Alongside The River Children, Kálevála is considered one of Dane Zajc’s most poetic plays. The protagonists’ language is characterized by the author’s distinctive poetic rhetoric, which is the reason that literary scholars have invariably positioned this play in the genre of Slovenian poetic drama. The term is actually applicable to the specific qualities of Zajc’s play, although he himself did not agree with such categorization. Not surprisingly, since his Kálevála eludes any conventional literary-historical definitions. In terms of motifs it does draw on the eponymous Karelian and Finnish folk epics, while, on the other, Zajc uses his idiosyncratic poetic metaphors to explore the complexity of an individual trapped by rigid life options, and to allude to the nodes of recent Slovenian history.
Finnish Kálevála is a work of epic poetry that was in the making for centuries among the peoples and tribes of the northern Finnish provinces and was preserved orally until the second half of the 19th century, when the oral tradition material was collected and written down in the form of 52 runot (cantos) or 22,796 verses by the physician and philosopher Elias Lönnrot. Dane Zajc does not rewrite the epic literally. On the contrary, he uses it primarily as a starting point for the development of his own narrative. He also departed from the original structure of the epic, characterized by two singers alternating. Meaningfully, the second singer renders variations on the themes of the first singer, thus creating parallel contents of the same narratives. Prompted by his wife, Zajc initially wrote Kálevála as a stage adaptation for a puppet show, but was not happy with it, because the script was “too impersonal”, as he put in an interview for the Nova Revija magazine. Not surprisingly, there are many more adventures and heroes in the original epic, as it forms the basis of mythological perception of the world shared by the northern Finnish peoples, and therefore includes diverse narratives, ranging from the creation of the world, travels between the lands of Kálevála and Póhjola and to the forging of the mythical Sampo. Dane Zajc, however, focuses on the journey undertaken by three heroes, which may also represent three aspects of a quest undertaken by a single person. The three protagonists of the play are also the heroes of the original epic: Väinämöinen, a shamanic singer with magical powers, Ilmarinen, the blacksmith of the Kálevála sky and the creator of the mythical Sampo that fulfils every need to the person who owns it, and Lemminkäinen, a young and arrogant seducer, brought back to life by his mother after he had drowned in the black waters of the underground river Tuonela during a quest for the object of his romantic desires. Zajc’s play features also Lemminkäinen’s mother Lokka (called Lempi in the original myth, and representing the archetype of love), Tantalla (originally Louhi), the darling of Póhjola, generous and hospitable, but also hostile, and Hiisi, an ambiguous demonic figure and mediator between the worlds.
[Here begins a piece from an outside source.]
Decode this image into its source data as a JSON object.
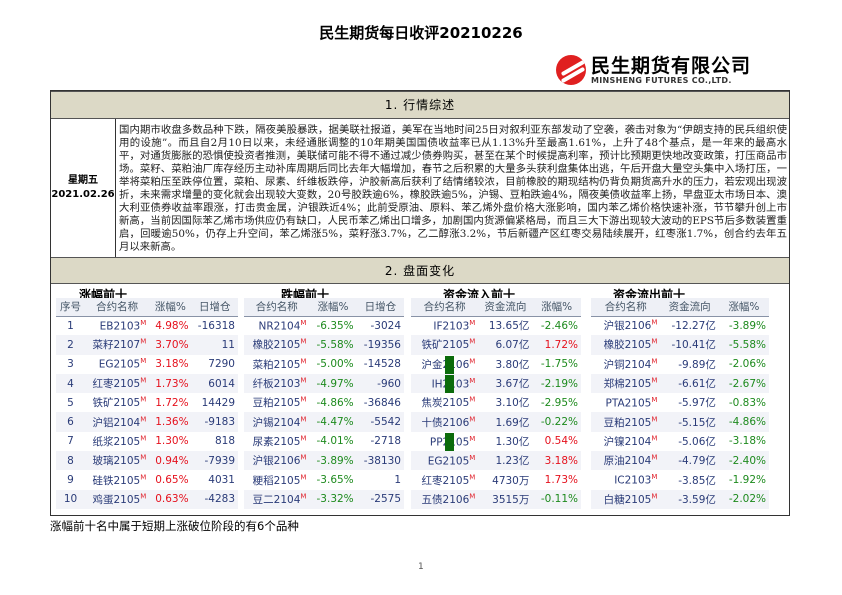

Zajc’s Kálevála, directed by Meta Hočevar was presented on the Small Stage in the season 1986/87. Zajc was also a dramaturg of the production and pointed out some of his starting points in his dramaturgical notes: »There is no reason why should a singer, a blacksmith and a boy go to Póhjola together. Vӓinӓmöinen has already been to Póhjola, so his intention is obviously to revive his experience. Ilmarinen’s decision to travel is derived from his dissatisfaction with home. He wants to get rid of the cold and discontent with his life in Kálevála. Lemminkӓinen sets out on a journey to experience adventures, especially of erotic nature. As if Póhjola offered everyone what life had deprived him of, or as if Póhjola would heal everyone the wounds inflicted by life itself: the wound of memory, the wound of dissatisfaction, the wound of lust. Their wounds are diverse, their intentions are different, the three travellers are united only by their path. They are not joined by friendship, cooperation, opposition, or the same goal, the only thing they share is the direction of their journey).« (Dramaturgical introduction to Kálevála)
Dane Zajc won the national Grum Award for Kálevála. It has been staged only once to popular and critical acclaim. In 2019, it was recorded and produced by the Radio Slovenia as a radio play. Our Kálevála is primarily an audio play in which, at a time of complete lockdown of public life and limited opportunities, we wanted to create the possibility of travelling to an unknown, mysterious land. It may not offer familiarity and comfort but tries to ease the sense of suffocation that can gradually creep in during these difficult times. It was a risk we took, not knowing whether we would return from this journey less complete, but it turned out that we actually came back more alive. With this in mind, we present a metaphysical journey to a foreign, mysterious land to you as well.